The 26 members of the cross-border smuggling ring was found to be shuttling bags of mobile phones worth some 500 million yuan ($79.5 million), mostly refurbished iPhones.
The crime ring and its ringleader, surnamed Wu, were detained after a joint operation between Hong Kong and Shenzhen law enforcement officers.
According to the Shenzhen Customs Office, the suspects temporarily attached wires using flying drones to carry the wires from two rented rooms on the 25th floor of a residential building in Luohu district, Shenzhen, to a home in Lin Ma Hang village on the Hong Kong side. Their accomplices in the special administrative region then threaded the wires through a pulley placed on the rooftop of the home.
Once a bag was attached to the wires in Hong Kong, the Shenzhen operatives would use an electric winch to retract the wires.
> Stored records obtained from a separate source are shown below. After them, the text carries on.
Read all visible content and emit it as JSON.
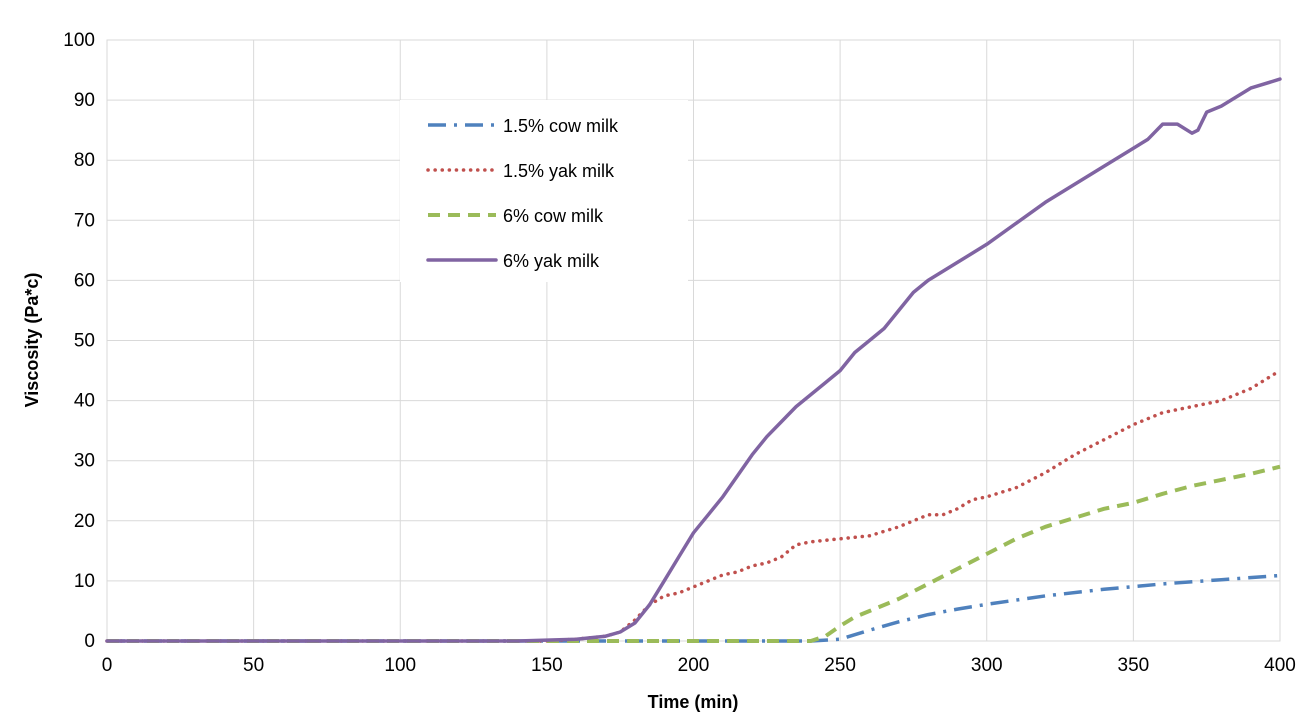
{
  "chart_data": {
    "type": "line",
    "xlabel": "Time (min)",
    "ylabel": "Viscosity  (Pa*c)",
    "xlim": [
      0,
      400
    ],
    "ylim": [
      0,
      100
    ],
    "xticks": [
      0,
      50,
      100,
      150,
      200,
      250,
      300,
      350,
      400
    ],
    "yticks": [
      0,
      10,
      20,
      30,
      40,
      50,
      60,
      70,
      80,
      90,
      100
    ],
    "grid": true,
    "legend_position": "top-left inside plot",
    "series": [
      {
        "name": "1.5% cow milk",
        "color": "#4f81bd",
        "style": "dash-dot",
        "points": [
          [
            0,
            0
          ],
          [
            100,
            0
          ],
          [
            200,
            0
          ],
          [
            240,
            0
          ],
          [
            250,
            0.3
          ],
          [
            260,
            1.8
          ],
          [
            270,
            3.2
          ],
          [
            280,
            4.4
          ],
          [
            290,
            5.3
          ],
          [
            300,
            6.1
          ],
          [
            320,
            7.5
          ],
          [
            340,
            8.6
          ],
          [
            360,
            9.5
          ],
          [
            380,
            10.2
          ],
          [
            400,
            10.9
          ]
        ]
      },
      {
        "name": "1.5% yak milk",
        "color": "#c0504d",
        "style": "dotted",
        "points": [
          [
            0,
            0
          ],
          [
            150,
            0
          ],
          [
            160,
            0.3
          ],
          [
            170,
            0.8
          ],
          [
            175,
            1.5
          ],
          [
            180,
            3.5
          ],
          [
            185,
            6
          ],
          [
            190,
            7.5
          ],
          [
            195,
            8
          ],
          [
            200,
            9
          ],
          [
            205,
            10
          ],
          [
            210,
            11
          ],
          [
            215,
            11.5
          ],
          [
            220,
            12.5
          ],
          [
            225,
            13
          ],
          [
            230,
            14
          ],
          [
            235,
            16
          ],
          [
            240,
            16.5
          ],
          [
            250,
            17
          ],
          [
            260,
            17.5
          ],
          [
            270,
            19
          ],
          [
            280,
            21
          ],
          [
            285,
            21
          ],
          [
            290,
            22
          ],
          [
            295,
            23.5
          ],
          [
            300,
            24
          ],
          [
            310,
            25.5
          ],
          [
            320,
            28
          ],
          [
            330,
            31
          ],
          [
            340,
            33.5
          ],
          [
            350,
            36
          ],
          [
            360,
            38
          ],
          [
            370,
            39
          ],
          [
            380,
            40
          ],
          [
            390,
            42
          ],
          [
            400,
            45
          ]
        ]
      },
      {
        "name": "6% cow milk",
        "color": "#9bbb59",
        "style": "dashed",
        "points": [
          [
            0,
            0
          ],
          [
            150,
            0
          ],
          [
            200,
            0
          ],
          [
            240,
            0
          ],
          [
            245,
            0.8
          ],
          [
            250,
            2.5
          ],
          [
            255,
            4
          ],
          [
            260,
            5
          ],
          [
            270,
            7
          ],
          [
            280,
            9.5
          ],
          [
            290,
            12
          ],
          [
            300,
            14.5
          ],
          [
            310,
            17
          ],
          [
            320,
            19
          ],
          [
            330,
            20.5
          ],
          [
            340,
            22
          ],
          [
            350,
            23
          ],
          [
            360,
            24.5
          ],
          [
            370,
            25.8
          ],
          [
            380,
            26.8
          ],
          [
            390,
            27.8
          ],
          [
            400,
            29
          ]
        ]
      },
      {
        "name": "6% yak milk",
        "color": "#8064a2",
        "style": "solid",
        "points": [
          [
            0,
            0
          ],
          [
            140,
            0
          ],
          [
            160,
            0.3
          ],
          [
            170,
            0.8
          ],
          [
            175,
            1.5
          ],
          [
            180,
            3
          ],
          [
            185,
            6
          ],
          [
            190,
            10
          ],
          [
            195,
            14
          ],
          [
            200,
            18
          ],
          [
            205,
            21
          ],
          [
            210,
            24
          ],
          [
            215,
            27.5
          ],
          [
            220,
            31
          ],
          [
            225,
            34
          ],
          [
            230,
            36.5
          ],
          [
            235,
            39
          ],
          [
            240,
            41
          ],
          [
            245,
            43
          ],
          [
            250,
            45
          ],
          [
            255,
            48
          ],
          [
            260,
            50
          ],
          [
            265,
            52
          ],
          [
            270,
            55
          ],
          [
            275,
            58
          ],
          [
            280,
            60
          ],
          [
            290,
            63
          ],
          [
            300,
            66
          ],
          [
            310,
            69.5
          ],
          [
            320,
            73
          ],
          [
            330,
            76
          ],
          [
            340,
            79
          ],
          [
            350,
            82
          ],
          [
            355,
            83.5
          ],
          [
            360,
            86
          ],
          [
            365,
            86
          ],
          [
            370,
            84.5
          ],
          [
            372,
            85
          ],
          [
            375,
            88
          ],
          [
            380,
            89
          ],
          [
            390,
            92
          ],
          [
            400,
            93.5
          ]
        ]
      }
    ]
  }
}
They worked from midnight to the early hours to avoid suspicion, and the two rooms were covered with carpets to reduce the noise of the motor.
Chen Liang, spokesperson for Shenzhen Customs, said the ring"s every move had been thought through carefully, as neighbors were apparently unaware of the illegal activity.
A total of 20 smartphones would be placed inside a small canvas bag and then sent from Hong Kong, ascending high above street level during their journey.
About 10,000 to 15,000 smartphones could be smuggled in one day using this delivery method. For each successfully smuggled smartphone, at least 20 to 30 yuan could be earned. Revenues could be as high as 100 yuan for each new phone. It was estimated that smugglers could make over 10 million yuan per month, despite only working for 15 days.
Acting on tips, law enforcement officers from both sides smashed the operation in February 2018 after months of investigation.
A total of 260 Shenzhen Customs officers raided the rented rooms and arrested several suspects who had just finished retracting the wires to get the bootlegged goods. Also confiscated at the two rented rooms in Shenzhen were 4,000 smartphones and tools used to smuggle them. These included several motors that were burned out from overloaded shipments and backup motors. Hong Kong Customs detained three people connected to the activity, and confiscated 900 smartphones and associated tools.
The gang, said to be operating since 2016, were comprised mostly of friends and relatives of Wu, the ringleader from Heyuan, Guangdong province.